Interior Minister and Deputy Prime Minister Sar Kheng said Rith would continue addressing human resource shortages in the justice sector, just as the ministry had been doing before his appointment.

A rising imbalance between court cases and the number of judicial officials, he said, is one of the challenges to be addressed.

“A backlog of cases at the tribunal and the judiciary is more complicated, especially after the fourth anti-drugs campaign was put into motion successfully. The number of detainees has increased drastically, and we have not yet addressed it decisively,” he said.

He further said that as of Monday, there were 38,990 detainees in the Kingdom, including 2,593 women.

There are 4,725 accused persons in the Kingdom and 10,066 have been charged with a crime, said Sar Kheng.

The Kingdom has 13,402 accused, of which 903 are women. Of the total, 996 face outstanding appeals cases, 131 face outstanding Supreme Court cases, and 12,305 are waiting for a verdict from the Supreme Court.

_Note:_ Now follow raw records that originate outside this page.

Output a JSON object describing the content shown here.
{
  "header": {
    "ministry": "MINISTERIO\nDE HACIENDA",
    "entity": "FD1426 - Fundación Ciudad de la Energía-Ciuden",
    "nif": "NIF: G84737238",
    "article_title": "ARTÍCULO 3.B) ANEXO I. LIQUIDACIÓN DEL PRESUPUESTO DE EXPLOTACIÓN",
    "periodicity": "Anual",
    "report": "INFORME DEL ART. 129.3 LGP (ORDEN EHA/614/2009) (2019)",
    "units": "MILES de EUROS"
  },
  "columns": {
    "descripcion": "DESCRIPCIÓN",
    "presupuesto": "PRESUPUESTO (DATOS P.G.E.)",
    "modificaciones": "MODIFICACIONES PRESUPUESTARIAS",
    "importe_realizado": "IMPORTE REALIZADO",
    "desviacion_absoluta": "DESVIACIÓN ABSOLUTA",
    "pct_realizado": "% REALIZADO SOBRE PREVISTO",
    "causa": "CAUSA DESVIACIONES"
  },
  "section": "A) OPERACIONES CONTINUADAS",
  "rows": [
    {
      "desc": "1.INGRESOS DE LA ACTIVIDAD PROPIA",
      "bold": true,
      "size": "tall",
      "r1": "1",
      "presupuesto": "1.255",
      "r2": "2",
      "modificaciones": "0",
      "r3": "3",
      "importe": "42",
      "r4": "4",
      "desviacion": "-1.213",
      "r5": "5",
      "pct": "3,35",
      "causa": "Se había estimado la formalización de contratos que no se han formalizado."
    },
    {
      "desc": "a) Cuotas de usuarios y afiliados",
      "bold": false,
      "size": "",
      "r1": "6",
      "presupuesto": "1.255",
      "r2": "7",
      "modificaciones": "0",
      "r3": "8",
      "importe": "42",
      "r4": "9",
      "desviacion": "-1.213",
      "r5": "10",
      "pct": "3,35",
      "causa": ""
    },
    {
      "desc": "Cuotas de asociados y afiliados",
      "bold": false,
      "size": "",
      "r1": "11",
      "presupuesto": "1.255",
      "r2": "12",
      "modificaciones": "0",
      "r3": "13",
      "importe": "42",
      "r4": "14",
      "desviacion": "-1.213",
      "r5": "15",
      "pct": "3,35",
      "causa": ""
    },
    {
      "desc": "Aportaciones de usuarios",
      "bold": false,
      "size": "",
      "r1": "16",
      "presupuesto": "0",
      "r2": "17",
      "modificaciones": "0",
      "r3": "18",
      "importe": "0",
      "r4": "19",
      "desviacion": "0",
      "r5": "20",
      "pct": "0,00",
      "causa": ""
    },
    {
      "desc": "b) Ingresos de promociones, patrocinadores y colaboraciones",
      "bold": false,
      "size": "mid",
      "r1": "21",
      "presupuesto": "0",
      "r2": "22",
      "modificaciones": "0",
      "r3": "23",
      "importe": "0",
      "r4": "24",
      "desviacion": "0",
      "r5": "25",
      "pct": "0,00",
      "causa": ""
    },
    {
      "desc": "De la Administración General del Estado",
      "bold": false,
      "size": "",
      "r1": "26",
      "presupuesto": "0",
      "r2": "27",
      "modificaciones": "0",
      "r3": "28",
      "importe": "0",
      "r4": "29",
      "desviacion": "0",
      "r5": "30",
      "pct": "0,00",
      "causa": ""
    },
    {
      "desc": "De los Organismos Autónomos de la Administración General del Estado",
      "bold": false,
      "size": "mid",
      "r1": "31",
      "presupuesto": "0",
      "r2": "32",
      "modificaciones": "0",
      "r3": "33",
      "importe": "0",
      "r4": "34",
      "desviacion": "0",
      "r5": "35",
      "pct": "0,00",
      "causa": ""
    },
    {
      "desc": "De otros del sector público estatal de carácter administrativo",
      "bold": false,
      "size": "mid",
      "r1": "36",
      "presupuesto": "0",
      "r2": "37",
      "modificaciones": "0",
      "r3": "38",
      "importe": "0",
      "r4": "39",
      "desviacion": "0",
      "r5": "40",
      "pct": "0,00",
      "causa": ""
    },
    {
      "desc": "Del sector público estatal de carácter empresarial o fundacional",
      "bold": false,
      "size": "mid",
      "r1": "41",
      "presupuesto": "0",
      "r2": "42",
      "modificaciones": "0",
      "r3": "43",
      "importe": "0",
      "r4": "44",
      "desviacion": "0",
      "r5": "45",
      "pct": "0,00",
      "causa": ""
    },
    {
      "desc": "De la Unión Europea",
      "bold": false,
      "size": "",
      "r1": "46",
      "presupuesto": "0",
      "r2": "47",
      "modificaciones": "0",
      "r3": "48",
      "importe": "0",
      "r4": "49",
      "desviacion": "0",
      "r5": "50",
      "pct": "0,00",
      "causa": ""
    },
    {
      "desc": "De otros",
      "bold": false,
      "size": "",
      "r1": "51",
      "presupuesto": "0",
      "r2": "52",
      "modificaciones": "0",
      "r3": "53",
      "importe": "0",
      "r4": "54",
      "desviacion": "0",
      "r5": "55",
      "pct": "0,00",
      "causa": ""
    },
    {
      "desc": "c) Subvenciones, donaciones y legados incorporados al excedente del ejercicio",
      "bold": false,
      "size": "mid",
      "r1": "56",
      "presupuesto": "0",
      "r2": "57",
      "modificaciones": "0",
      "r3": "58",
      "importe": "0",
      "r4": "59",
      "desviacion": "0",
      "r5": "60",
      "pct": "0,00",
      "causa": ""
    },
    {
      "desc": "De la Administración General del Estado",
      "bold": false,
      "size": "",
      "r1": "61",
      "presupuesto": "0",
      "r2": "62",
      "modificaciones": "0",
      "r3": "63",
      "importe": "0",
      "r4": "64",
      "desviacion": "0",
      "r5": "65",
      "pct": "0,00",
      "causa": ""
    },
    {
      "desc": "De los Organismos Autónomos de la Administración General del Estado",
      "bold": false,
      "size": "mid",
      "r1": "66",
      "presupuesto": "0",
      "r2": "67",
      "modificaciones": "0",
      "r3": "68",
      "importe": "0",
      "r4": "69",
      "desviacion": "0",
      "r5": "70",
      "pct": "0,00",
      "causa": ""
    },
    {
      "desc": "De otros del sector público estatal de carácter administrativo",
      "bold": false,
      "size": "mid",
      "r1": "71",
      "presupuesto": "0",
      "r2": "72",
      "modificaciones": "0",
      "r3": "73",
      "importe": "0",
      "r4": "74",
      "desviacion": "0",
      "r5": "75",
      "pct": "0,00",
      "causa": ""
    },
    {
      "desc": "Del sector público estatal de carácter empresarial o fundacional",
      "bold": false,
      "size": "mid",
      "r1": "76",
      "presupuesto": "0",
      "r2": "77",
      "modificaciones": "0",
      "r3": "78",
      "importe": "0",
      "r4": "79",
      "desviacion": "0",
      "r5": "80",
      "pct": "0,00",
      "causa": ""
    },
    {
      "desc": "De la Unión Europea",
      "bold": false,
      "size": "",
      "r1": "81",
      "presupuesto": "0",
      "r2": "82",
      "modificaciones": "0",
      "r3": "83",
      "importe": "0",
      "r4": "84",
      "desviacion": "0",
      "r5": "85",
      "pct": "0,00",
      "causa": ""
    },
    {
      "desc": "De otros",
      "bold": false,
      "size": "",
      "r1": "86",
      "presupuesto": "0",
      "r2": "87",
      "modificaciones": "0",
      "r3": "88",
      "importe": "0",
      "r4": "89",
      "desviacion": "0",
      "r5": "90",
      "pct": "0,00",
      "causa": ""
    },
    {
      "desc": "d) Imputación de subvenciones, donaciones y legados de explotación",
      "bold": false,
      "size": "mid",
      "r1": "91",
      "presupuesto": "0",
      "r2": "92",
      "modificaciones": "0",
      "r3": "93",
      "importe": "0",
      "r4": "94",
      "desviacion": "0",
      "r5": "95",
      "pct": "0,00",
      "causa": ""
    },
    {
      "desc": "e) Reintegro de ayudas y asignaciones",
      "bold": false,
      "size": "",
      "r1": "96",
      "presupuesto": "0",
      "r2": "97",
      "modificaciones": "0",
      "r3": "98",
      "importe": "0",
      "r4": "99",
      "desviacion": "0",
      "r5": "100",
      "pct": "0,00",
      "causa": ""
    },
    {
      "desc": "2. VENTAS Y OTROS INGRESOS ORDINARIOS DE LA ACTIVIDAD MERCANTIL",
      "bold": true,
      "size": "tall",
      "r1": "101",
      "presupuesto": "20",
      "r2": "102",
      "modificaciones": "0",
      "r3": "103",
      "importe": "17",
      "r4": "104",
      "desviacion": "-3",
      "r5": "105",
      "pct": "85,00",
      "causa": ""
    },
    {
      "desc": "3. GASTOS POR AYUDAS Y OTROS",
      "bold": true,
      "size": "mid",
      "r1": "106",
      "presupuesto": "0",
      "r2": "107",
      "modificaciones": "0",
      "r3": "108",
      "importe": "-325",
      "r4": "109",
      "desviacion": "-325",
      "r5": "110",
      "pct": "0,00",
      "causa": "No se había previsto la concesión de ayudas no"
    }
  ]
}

Sar Kheng said there are 10,197 convicts in the country, of whom 726 are women.

Affiliated Network for Social Accountability in East Asia and the Pacific (ANSA-EAP) executive director San Chey told The Post on Thursday that before his appointment, Rith was a legal expert.

When he took his new position, it was seen as a politically motivated move, Chey said.

He said he wanted to see more adherence to the legal system, rather than political landscapes, lest the judiciary in Cambodia declines further.

“In the past, indecisiveness between the justice system and politics had been under criticism. We find that nothing is bad if the expert becomes the politician in a senior body. In reality, the office of the secretary of state is also a political one.

“Until now, we have not yet achieved an independent justice system. But [we] have to look at the balance between executive and judicial powers,” Chey said.